Wszyscy kierowcy przez wiele okrążeń walczyli ze sobą. Podczas gdy Tsunoda próbował wyprzedzić Magnussena i wskoczyć na 12. miejsce… spadł na 14., bo szybszy był Ocon. I tak w kółko. Pięciu kierowców zagwarantowało najbardziej emocjonujący pojedynek podczas Grand Prix Arabii Saudyjskiej. Magnussen i Haas dopięli jednak swego. Hulkenberg dojechał na 10. miejscu i zdobył punkt. Tymczasem po pit-stopach Lewisa Hamiltona i Lando Norrisa, Ollie Bearman awansował na 7. miejsce. Pomimo presji ze strony obu doświadczonych kierowców, debiutant jechał bardzo dobrze i utrzymał wywalczoną pozycję. Zdominował też głosowanie na kierowcę dnia.
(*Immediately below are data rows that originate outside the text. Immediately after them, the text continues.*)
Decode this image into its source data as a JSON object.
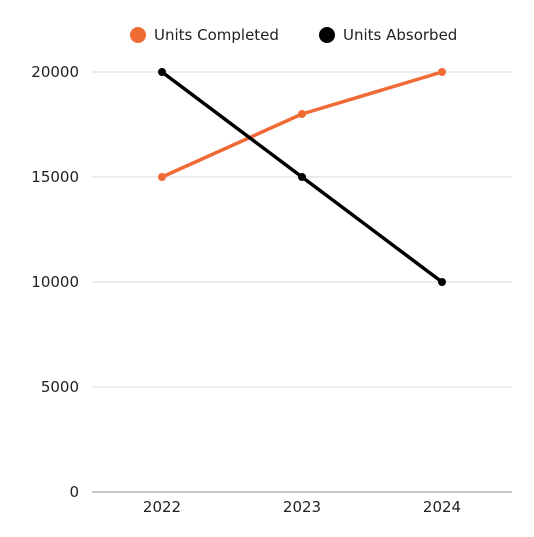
{
  "chart_data": {
    "type": "line",
    "title": "",
    "xlabel": "",
    "ylabel": "",
    "categories": [
      "2022",
      "2023",
      "2024"
    ],
    "series": [
      {
        "name": "Units Completed",
        "values": [
          15000,
          18000,
          20000
        ],
        "color": "#f06a35"
      },
      {
        "name": "Units Absorbed",
        "values": [
          20000,
          15000,
          10000
        ],
        "color": "#000000"
      }
    ],
    "ylim": [
      0,
      20000
    ],
    "yticks": [
      0,
      5000,
      10000,
      15000,
      20000
    ],
    "grid": true,
    "legend_position": "top-center"
  }
}
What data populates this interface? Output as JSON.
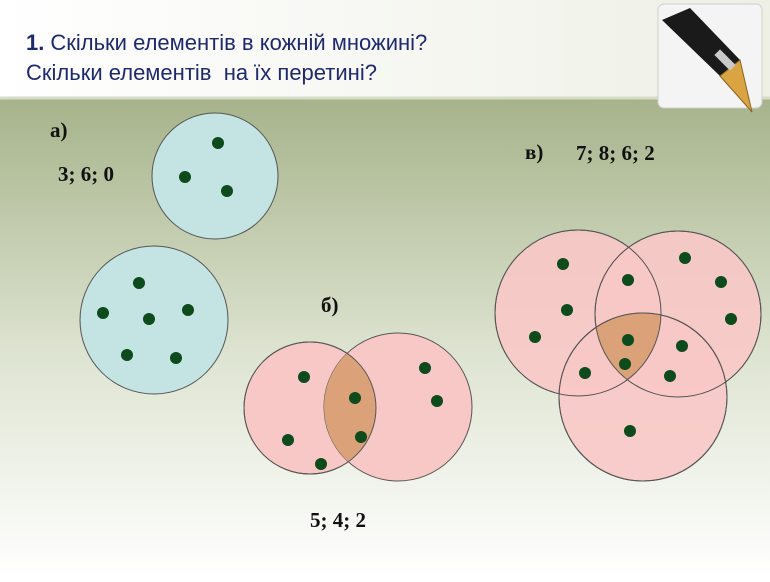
{
  "title": {
    "number": "1.",
    "line1": "Скільки елементів в кожній множині?",
    "line2": "Скільки елементів  на їх перетині?"
  },
  "parts": [
    {
      "label": "а)",
      "answer": "3; 6; 0"
    },
    {
      "label": "б)",
      "answer": "5; 4; 2"
    },
    {
      "label": "в)",
      "answer": "7; 8; 6; 2"
    }
  ]
}
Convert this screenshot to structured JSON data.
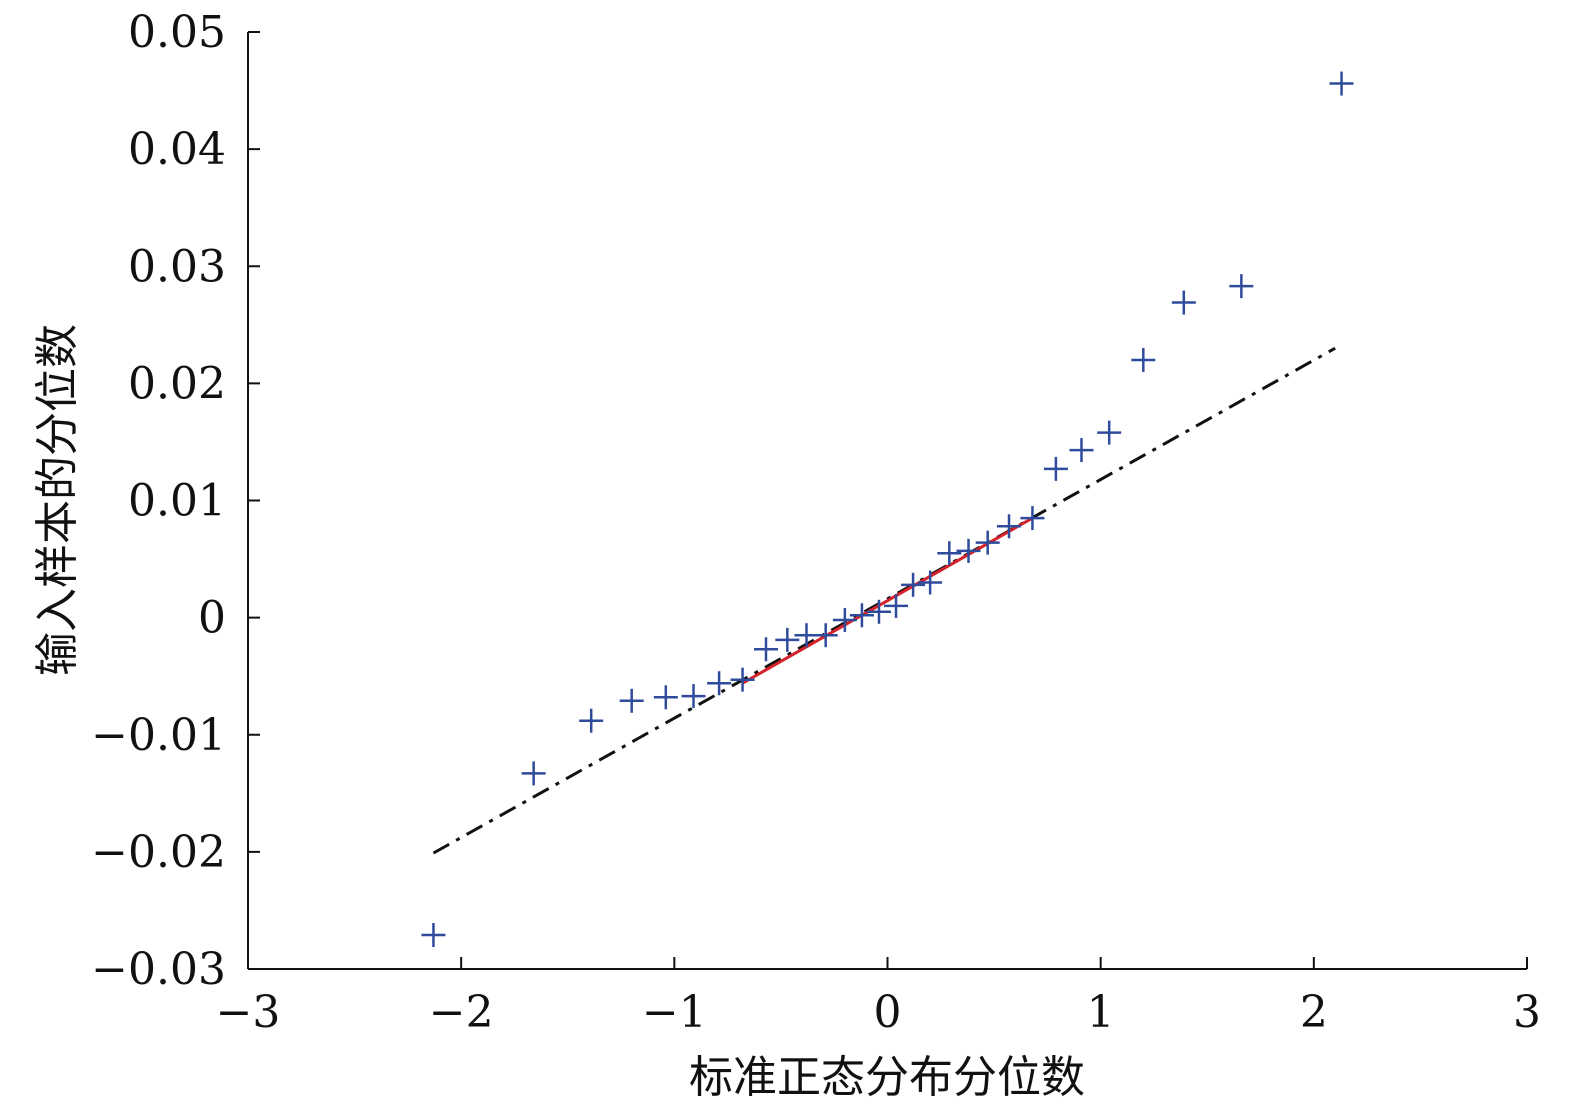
{
  "chart_data": {
    "type": "scatter",
    "title": "",
    "xlabel": "标准正态分布分位数",
    "ylabel": "输入样本的分位数",
    "xlim": [
      -3,
      3
    ],
    "ylim": [
      -0.03,
      0.05
    ],
    "xticks": [
      -3,
      -2,
      -1,
      0,
      1,
      2,
      3
    ],
    "xtick_labels": [
      "−3",
      "−2",
      "−1",
      "0",
      "1",
      "2",
      "3"
    ],
    "yticks": [
      -0.03,
      -0.02,
      -0.01,
      0,
      0.01,
      0.02,
      0.03,
      0.04,
      0.05
    ],
    "ytick_labels": [
      "−0.03",
      "−0.02",
      "−0.01",
      "0",
      "0.01",
      "0.02",
      "0.03",
      "0.04",
      "0.05"
    ],
    "grid": false,
    "colors": {
      "points": "#2f4c9c",
      "fit_line": "#d4232a",
      "reference_line": "#111111",
      "axis": "#111111"
    },
    "series": [
      {
        "type": "scatter",
        "marker": "+",
        "x": [
          -2.13,
          -1.66,
          -1.39,
          -1.2,
          -1.04,
          -0.91,
          -0.79,
          -0.68,
          -0.57,
          -0.47,
          -0.38,
          -0.29,
          -0.2,
          -0.12,
          -0.04,
          0.04,
          0.12,
          0.2,
          0.29,
          0.38,
          0.47,
          0.57,
          0.68,
          0.79,
          0.91,
          1.04,
          1.2,
          1.39,
          1.66,
          2.13
        ],
        "y": [
          -0.0271,
          -0.0133,
          -0.0088,
          -0.0071,
          -0.0068,
          -0.0067,
          -0.0056,
          -0.0053,
          -0.0027,
          -0.0019,
          -0.0015,
          -0.0015,
          -0.0002,
          0.0002,
          0.0005,
          0.001,
          0.0028,
          0.003,
          0.0055,
          0.0057,
          0.0064,
          0.0078,
          0.0085,
          0.0127,
          0.0143,
          0.0158,
          0.022,
          0.0269,
          0.0283,
          0.0456
        ]
      },
      {
        "type": "line",
        "style": "dash-dot",
        "x": [
          -2.13,
          2.1
        ],
        "y": [
          -0.0201,
          0.023
        ]
      },
      {
        "type": "line",
        "style": "solid",
        "x": [
          -0.68,
          0.68
        ],
        "y": [
          -0.0056,
          0.0085
        ]
      }
    ]
  }
}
Wszystkiemu w garażu Ferrari przyglądał się dumny tata wraz z samym szefem marki, Johnem Elkannem.
Kolejny rekord Maxa
Po raz kolejny triumfował Max Verstappen. To było już 55. zwycięstwo Holendra w karierze. Pobił też rekord najmłodszego kierowcy, który osiągnął 100 podiów w F1. Za nim wyścig ukończył Sergio Perez, a trzeci był Charles Leclerc. Meksykanin przez cały wyścig prezentował bardzo dobre tempo. Nawet kara 5. sekund nie przeszkodziła mu zbytnio w osiągnięciu 2. podium z rzędu. Za to dla kierowcy Ferrari było to pierwsze podium w sezonie. Wyścig na 4. miejscu ukończył Oscar Piastri, a na 5. Fernando Alonso.
Na ostatnim okrążeniu najlepszy czas wykręcił Charles Leclerc. W Grand Prix Arabii Saudyjskiej gwiazdą był jednak Ollie Bearman. 18-latek podołał trudnemu zadaniu i godnie zastąpił Carlosa Sainza. Po wyścigu gratulowali mu Lewis Hamilton i George Russell. Charles Leclerc powiedział nawet, że kwestią czasu jest, kiedy zobaczymy go w F1 na stałe. Po dwóch wyścigach można już stwierdzić, iż dominacja Red Bulla jest ogromna. W Arabii Saudyjskiej byli bezkonkurencyjni i niewiele wskazuje na to, żeby coś się zmieniło. Następny wyścig odbędzie się za dwa tygodnie na Albert Park w Australii.